„Ich bin gerne in der Natur. Aber ich habe keine Fahrkarte, um in die Parks nach Bockum, Uerdingen oder Linn zu kommen. Aber da komme ich irgendwann wieder hin.“
Die Geschichte eines Mannes, der scheinbar alles verloren hat: bis auf seinen Lebensmut.

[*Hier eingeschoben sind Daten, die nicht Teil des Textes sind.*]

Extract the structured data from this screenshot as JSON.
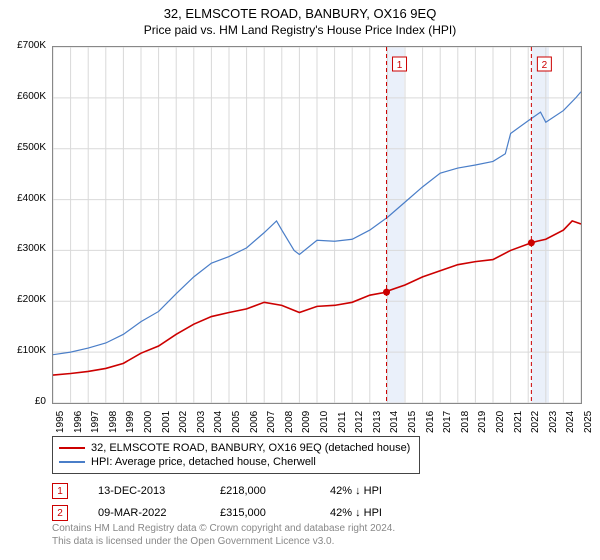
{
  "title": "32, ELMSCOTE ROAD, BANBURY, OX16 9EQ",
  "subtitle": "Price paid vs. HM Land Registry's House Price Index (HPI)",
  "chart": {
    "type": "line",
    "ylim": [
      0,
      700000
    ],
    "ytick_step": 100000,
    "yticks": [
      "£0",
      "£100K",
      "£200K",
      "£300K",
      "£400K",
      "£500K",
      "£600K",
      "£700K"
    ],
    "xlim": [
      1995,
      2025
    ],
    "xticks": [
      "1995",
      "1996",
      "1997",
      "1998",
      "1999",
      "2000",
      "2001",
      "2002",
      "2003",
      "2004",
      "2005",
      "2006",
      "2007",
      "2008",
      "2009",
      "2010",
      "2011",
      "2012",
      "2013",
      "2014",
      "2015",
      "2016",
      "2017",
      "2018",
      "2019",
      "2020",
      "2021",
      "2022",
      "2023",
      "2024",
      "2025"
    ],
    "grid_color": "#d9d9d9",
    "background_color": "#ffffff",
    "border_color": "#888888",
    "series": [
      {
        "name": "price_paid",
        "label": "32, ELMSCOTE ROAD, BANBURY, OX16 9EQ (detached house)",
        "color": "#cc0000",
        "line_width": 1.6,
        "data": [
          [
            1995,
            55000
          ],
          [
            1996,
            58000
          ],
          [
            1997,
            62000
          ],
          [
            1998,
            68000
          ],
          [
            1999,
            78000
          ],
          [
            2000,
            98000
          ],
          [
            2001,
            112000
          ],
          [
            2002,
            135000
          ],
          [
            2003,
            155000
          ],
          [
            2004,
            170000
          ],
          [
            2005,
            178000
          ],
          [
            2006,
            185000
          ],
          [
            2007,
            198000
          ],
          [
            2008,
            192000
          ],
          [
            2009,
            178000
          ],
          [
            2010,
            190000
          ],
          [
            2011,
            192000
          ],
          [
            2012,
            198000
          ],
          [
            2013,
            212000
          ],
          [
            2013.95,
            218000
          ],
          [
            2014,
            220000
          ],
          [
            2015,
            232000
          ],
          [
            2016,
            248000
          ],
          [
            2017,
            260000
          ],
          [
            2018,
            272000
          ],
          [
            2019,
            278000
          ],
          [
            2020,
            282000
          ],
          [
            2021,
            300000
          ],
          [
            2022.18,
            315000
          ],
          [
            2022.5,
            318000
          ],
          [
            2023,
            322000
          ],
          [
            2024,
            340000
          ],
          [
            2024.5,
            358000
          ],
          [
            2025,
            352000
          ]
        ]
      },
      {
        "name": "hpi",
        "label": "HPI: Average price, detached house, Cherwell",
        "color": "#4a7ec8",
        "line_width": 1.2,
        "data": [
          [
            1995,
            95000
          ],
          [
            1996,
            100000
          ],
          [
            1997,
            108000
          ],
          [
            1998,
            118000
          ],
          [
            1999,
            135000
          ],
          [
            2000,
            160000
          ],
          [
            2001,
            180000
          ],
          [
            2002,
            215000
          ],
          [
            2003,
            248000
          ],
          [
            2004,
            275000
          ],
          [
            2005,
            288000
          ],
          [
            2006,
            305000
          ],
          [
            2007,
            335000
          ],
          [
            2007.7,
            358000
          ],
          [
            2008,
            340000
          ],
          [
            2008.7,
            300000
          ],
          [
            2009,
            292000
          ],
          [
            2010,
            320000
          ],
          [
            2011,
            318000
          ],
          [
            2012,
            322000
          ],
          [
            2013,
            340000
          ],
          [
            2014,
            365000
          ],
          [
            2015,
            395000
          ],
          [
            2016,
            425000
          ],
          [
            2017,
            452000
          ],
          [
            2018,
            462000
          ],
          [
            2019,
            468000
          ],
          [
            2020,
            475000
          ],
          [
            2020.7,
            490000
          ],
          [
            2021,
            530000
          ],
          [
            2022,
            555000
          ],
          [
            2022.7,
            572000
          ],
          [
            2023,
            552000
          ],
          [
            2024,
            575000
          ],
          [
            2024.7,
            600000
          ],
          [
            2025,
            612000
          ]
        ]
      }
    ],
    "bands": [
      {
        "from": 2013.95,
        "to": 2014.95,
        "color": "#eaf0fa"
      },
      {
        "from": 2022.18,
        "to": 2023.18,
        "color": "#eaf0fa"
      }
    ],
    "event_markers": [
      {
        "id": "1",
        "x": 2013.95,
        "y": 218000,
        "line_color": "#cc0000",
        "line_dash": "4,3",
        "box_border": "#cc0000",
        "box_fill": "#ffffff",
        "box_text": "#cc0000",
        "dot_color": "#cc0000"
      },
      {
        "id": "2",
        "x": 2022.18,
        "y": 315000,
        "line_color": "#cc0000",
        "line_dash": "4,3",
        "box_border": "#cc0000",
        "box_fill": "#ffffff",
        "box_text": "#cc0000",
        "dot_color": "#cc0000"
      }
    ]
  },
  "legend": {
    "series1_label": "32, ELMSCOTE ROAD, BANBURY, OX16 9EQ (detached house)",
    "series1_color": "#cc0000",
    "series2_label": "HPI: Average price, detached house, Cherwell",
    "series2_color": "#4a7ec8"
  },
  "events": [
    {
      "marker": "1",
      "date": "13-DEC-2013",
      "price": "£218,000",
      "delta": "42% ↓ HPI",
      "border_color": "#cc0000"
    },
    {
      "marker": "2",
      "date": "09-MAR-2022",
      "price": "£315,000",
      "delta": "42% ↓ HPI",
      "border_color": "#cc0000"
    }
  ],
  "attribution": {
    "line1": "Contains HM Land Registry data © Crown copyright and database right 2024.",
    "line2": "This data is licensed under the Open Government Licence v3.0."
  }
}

Ein Montagmorgen im Jahr 2013: Klaus W. wirft alles hin. In seinem Büro breitet er die Akten vor seinem Chef aus und pfeffert seinen Stift demonstrativ auf den Schreibtisch. „Ich bin krank, ich gehe jetzt nach Hause“, das sind seine letzten Worte. Was dann folgt, ist die berühmte Verkettung ungünstiger Umstände bis zur Zwangsräumung seiner Wohnung am 18. Januar dieses Jahres. Zur Zeit lebt Klaus W. in der Wohnungsloseneinrichtung der Diakonie an der Lutherstraße. Und blickt nach vorn: „Ich will raus aus meiner täglichen Einöde.“
Wir treffen Klaus W. in der Nähe der Grünanlage vom Lutherplatz. Alleine. Bewusst abseits der anderen Obdachlosen. Er möchte nicht zu denjenigen gehören, „die morgens ab 6.30 Uhr auf den Bänken sitzen und Wodka trinken“. Klaus ist gerade 62 geworden. Er sieht gepflegt aus, mit seinem grauen Bart und der modernen Brille auf dem leicht sonnengebräunten Gesicht: eine Mischung aus Kabarettist Hanns Dieter Hüsch und einem Seebär von der Küste, allerdings mit diesem sympathischen Krefelder „Singsang“-Akzent.
Der berufliche Lebensweg von Klaus W. beginnt in den siebziger Jahren ausgesprochen solide nach der Fachholschulreife mit einer Ausbildung zum Bankkaufmann. Er nimmt für kurze Zeit ein BWL-Studium auf, das er aber abbricht: „Das war nicht mein Ding.“ Er entscheidet sich fürs praktische Arbeitsleben. Über 35 Jahre lang geht er Tag für Tag in sein Büro. Er macht einige Umstrukturierungen seines Arbeitgebers mit. Seinem letzten Arbeitsplatz bleibt er über 18 Jahre treu. In seiner Freizeit genießt der Naturliebhaber Urlaube auf Amrum, Sylt oder Föhr. „Ich bin Nordsee-Fan“, sagt Klaus W.. Man kann kaum glauben, dass dieser Mann in den nächsten Jahren nicht an Urlaub denken kann.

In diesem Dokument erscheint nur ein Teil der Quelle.